The new Beatles exhibit is the crown jewel of an extensive museum restructuring that has three primary goals: to improve the visitor experience via enhanced way-finding, to tell the story of rock and roll in a more chronological fashion and to upgrade all Museum exhibits to state-of-the-art technology.
BEATLES EXHIBIT HIGHLIGHTS
The exhibit includes nearly 70 artifacts, including a few that have not been exhibited before:
-George Harrison’s striped suit from the 1966 US tour
-Ringo Starr’s red military-style jacket from the “Strawberry Fields Forever” promo film
-John Lennon’s black wool coat worn in Help!
-Paul McCartney’s handwritten arrangement for “Birthday”
Additional highlights include:
-John Lennon’s Gibson J-160E acoustic guitar. Lennon used this guitar to record “Norwegian Wood” and “Give Peace a Chance” and numerous other classics.

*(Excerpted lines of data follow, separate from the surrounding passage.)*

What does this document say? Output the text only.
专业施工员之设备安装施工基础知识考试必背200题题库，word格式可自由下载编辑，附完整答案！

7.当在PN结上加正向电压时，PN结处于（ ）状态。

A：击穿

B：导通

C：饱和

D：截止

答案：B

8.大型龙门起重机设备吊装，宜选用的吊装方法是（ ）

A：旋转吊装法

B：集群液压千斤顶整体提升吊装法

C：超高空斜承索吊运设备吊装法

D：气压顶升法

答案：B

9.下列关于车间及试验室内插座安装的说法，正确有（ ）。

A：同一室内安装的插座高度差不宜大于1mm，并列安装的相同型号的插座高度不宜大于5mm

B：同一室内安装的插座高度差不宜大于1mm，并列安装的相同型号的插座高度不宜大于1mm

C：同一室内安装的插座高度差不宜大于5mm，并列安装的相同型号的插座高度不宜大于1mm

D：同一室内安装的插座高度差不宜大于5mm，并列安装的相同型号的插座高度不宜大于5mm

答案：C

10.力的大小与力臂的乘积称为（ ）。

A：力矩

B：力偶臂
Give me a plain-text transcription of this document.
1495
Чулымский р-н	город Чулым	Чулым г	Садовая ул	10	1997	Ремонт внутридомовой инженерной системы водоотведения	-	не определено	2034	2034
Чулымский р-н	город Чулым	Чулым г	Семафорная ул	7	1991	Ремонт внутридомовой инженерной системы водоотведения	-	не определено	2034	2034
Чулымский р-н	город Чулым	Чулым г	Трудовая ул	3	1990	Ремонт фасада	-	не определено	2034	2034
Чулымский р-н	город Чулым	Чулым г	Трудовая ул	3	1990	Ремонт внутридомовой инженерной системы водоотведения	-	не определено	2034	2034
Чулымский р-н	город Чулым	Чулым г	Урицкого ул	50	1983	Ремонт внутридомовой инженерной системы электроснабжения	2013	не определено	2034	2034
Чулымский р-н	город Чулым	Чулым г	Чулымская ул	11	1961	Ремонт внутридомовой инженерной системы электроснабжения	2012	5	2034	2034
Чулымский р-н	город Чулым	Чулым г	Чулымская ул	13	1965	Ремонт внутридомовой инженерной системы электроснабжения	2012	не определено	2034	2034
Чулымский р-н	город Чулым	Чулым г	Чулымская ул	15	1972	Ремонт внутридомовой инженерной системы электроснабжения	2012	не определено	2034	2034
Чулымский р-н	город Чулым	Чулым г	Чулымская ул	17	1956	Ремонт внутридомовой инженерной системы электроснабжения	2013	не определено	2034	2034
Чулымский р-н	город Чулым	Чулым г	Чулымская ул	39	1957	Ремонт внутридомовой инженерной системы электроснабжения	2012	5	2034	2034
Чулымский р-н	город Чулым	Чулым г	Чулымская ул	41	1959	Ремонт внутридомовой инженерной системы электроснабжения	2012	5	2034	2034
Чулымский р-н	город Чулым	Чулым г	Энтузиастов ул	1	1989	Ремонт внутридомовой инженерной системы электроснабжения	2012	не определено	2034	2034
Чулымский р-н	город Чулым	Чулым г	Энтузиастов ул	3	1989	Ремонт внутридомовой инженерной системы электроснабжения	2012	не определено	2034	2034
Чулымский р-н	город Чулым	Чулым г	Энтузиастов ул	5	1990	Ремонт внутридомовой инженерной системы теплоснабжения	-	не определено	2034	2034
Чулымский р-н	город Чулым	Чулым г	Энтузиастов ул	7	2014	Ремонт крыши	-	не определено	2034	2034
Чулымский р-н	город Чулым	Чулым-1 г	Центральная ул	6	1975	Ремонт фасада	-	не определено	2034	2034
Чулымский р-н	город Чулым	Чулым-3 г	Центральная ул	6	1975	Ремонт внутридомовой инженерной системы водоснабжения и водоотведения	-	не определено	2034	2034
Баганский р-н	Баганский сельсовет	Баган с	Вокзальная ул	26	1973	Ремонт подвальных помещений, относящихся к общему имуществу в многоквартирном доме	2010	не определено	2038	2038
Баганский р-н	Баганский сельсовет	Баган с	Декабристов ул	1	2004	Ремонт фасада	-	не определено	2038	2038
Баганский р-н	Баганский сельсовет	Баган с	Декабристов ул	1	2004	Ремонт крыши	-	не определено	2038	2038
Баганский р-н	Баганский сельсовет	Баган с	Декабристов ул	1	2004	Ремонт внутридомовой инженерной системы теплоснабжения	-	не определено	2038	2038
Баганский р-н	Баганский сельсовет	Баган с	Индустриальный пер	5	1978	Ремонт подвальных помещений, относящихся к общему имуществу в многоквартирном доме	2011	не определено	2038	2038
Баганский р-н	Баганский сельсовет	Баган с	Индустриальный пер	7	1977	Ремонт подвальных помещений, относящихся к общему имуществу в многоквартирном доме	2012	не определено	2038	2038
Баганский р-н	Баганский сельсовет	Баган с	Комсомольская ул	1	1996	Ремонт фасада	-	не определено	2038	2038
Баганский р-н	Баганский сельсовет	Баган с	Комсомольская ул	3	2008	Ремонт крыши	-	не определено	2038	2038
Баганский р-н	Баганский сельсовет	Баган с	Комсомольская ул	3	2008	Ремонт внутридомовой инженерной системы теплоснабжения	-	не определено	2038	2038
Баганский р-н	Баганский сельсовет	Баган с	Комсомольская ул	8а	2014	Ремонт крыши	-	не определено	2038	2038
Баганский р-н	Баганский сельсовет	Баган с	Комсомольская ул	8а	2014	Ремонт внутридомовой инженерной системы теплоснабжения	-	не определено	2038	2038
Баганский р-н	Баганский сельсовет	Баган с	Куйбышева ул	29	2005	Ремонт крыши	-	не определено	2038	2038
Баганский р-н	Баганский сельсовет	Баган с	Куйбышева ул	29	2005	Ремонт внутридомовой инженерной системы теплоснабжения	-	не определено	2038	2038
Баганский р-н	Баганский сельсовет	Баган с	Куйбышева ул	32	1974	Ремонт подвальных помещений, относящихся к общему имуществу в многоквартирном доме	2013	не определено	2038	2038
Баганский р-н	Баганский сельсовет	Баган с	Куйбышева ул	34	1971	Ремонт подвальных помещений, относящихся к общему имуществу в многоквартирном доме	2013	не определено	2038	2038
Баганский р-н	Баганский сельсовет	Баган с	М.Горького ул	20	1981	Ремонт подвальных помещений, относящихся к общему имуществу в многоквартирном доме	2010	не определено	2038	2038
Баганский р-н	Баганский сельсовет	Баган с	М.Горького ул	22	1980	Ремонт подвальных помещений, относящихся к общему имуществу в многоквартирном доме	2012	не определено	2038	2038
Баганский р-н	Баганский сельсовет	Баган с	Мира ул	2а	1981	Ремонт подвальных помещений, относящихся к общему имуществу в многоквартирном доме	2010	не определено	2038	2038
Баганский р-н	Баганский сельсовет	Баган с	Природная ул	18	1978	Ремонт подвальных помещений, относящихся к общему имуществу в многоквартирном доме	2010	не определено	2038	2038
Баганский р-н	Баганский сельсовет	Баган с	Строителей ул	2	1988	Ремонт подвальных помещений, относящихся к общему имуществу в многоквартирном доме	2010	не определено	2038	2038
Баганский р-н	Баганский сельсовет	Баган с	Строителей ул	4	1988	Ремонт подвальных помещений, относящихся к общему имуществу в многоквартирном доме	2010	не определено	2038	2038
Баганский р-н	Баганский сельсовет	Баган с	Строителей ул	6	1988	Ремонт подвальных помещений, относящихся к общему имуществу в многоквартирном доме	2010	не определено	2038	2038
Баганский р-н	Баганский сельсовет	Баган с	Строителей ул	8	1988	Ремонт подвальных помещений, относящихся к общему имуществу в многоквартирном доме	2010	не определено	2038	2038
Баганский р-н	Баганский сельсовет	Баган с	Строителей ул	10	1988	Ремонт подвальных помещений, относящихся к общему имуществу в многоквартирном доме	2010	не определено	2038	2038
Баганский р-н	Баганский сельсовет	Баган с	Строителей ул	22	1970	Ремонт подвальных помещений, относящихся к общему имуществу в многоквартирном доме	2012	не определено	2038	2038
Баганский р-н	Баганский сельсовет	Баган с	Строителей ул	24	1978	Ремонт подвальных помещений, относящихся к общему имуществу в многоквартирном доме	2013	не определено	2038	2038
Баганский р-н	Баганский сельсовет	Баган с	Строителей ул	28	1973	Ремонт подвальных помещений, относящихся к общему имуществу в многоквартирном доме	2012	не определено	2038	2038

-George Harrison’s Rickenbacker 425 electric guitar. Harrison purchased the guitar in 1963 on his first visit to the U.S. He played it throughout the fall of 1963.
-Ringo Starr’s “drop-T” Beatles logo drum head from the kit he used on the Ed Sullivan Show in February 1964
-Paul McCartney’s jacket from Help!
-A page from Stuart Sutcliffe’s sketch pad that shows his self-portraits, his illustration of John Lennon and Lennon’s illustration of Sutcliffe.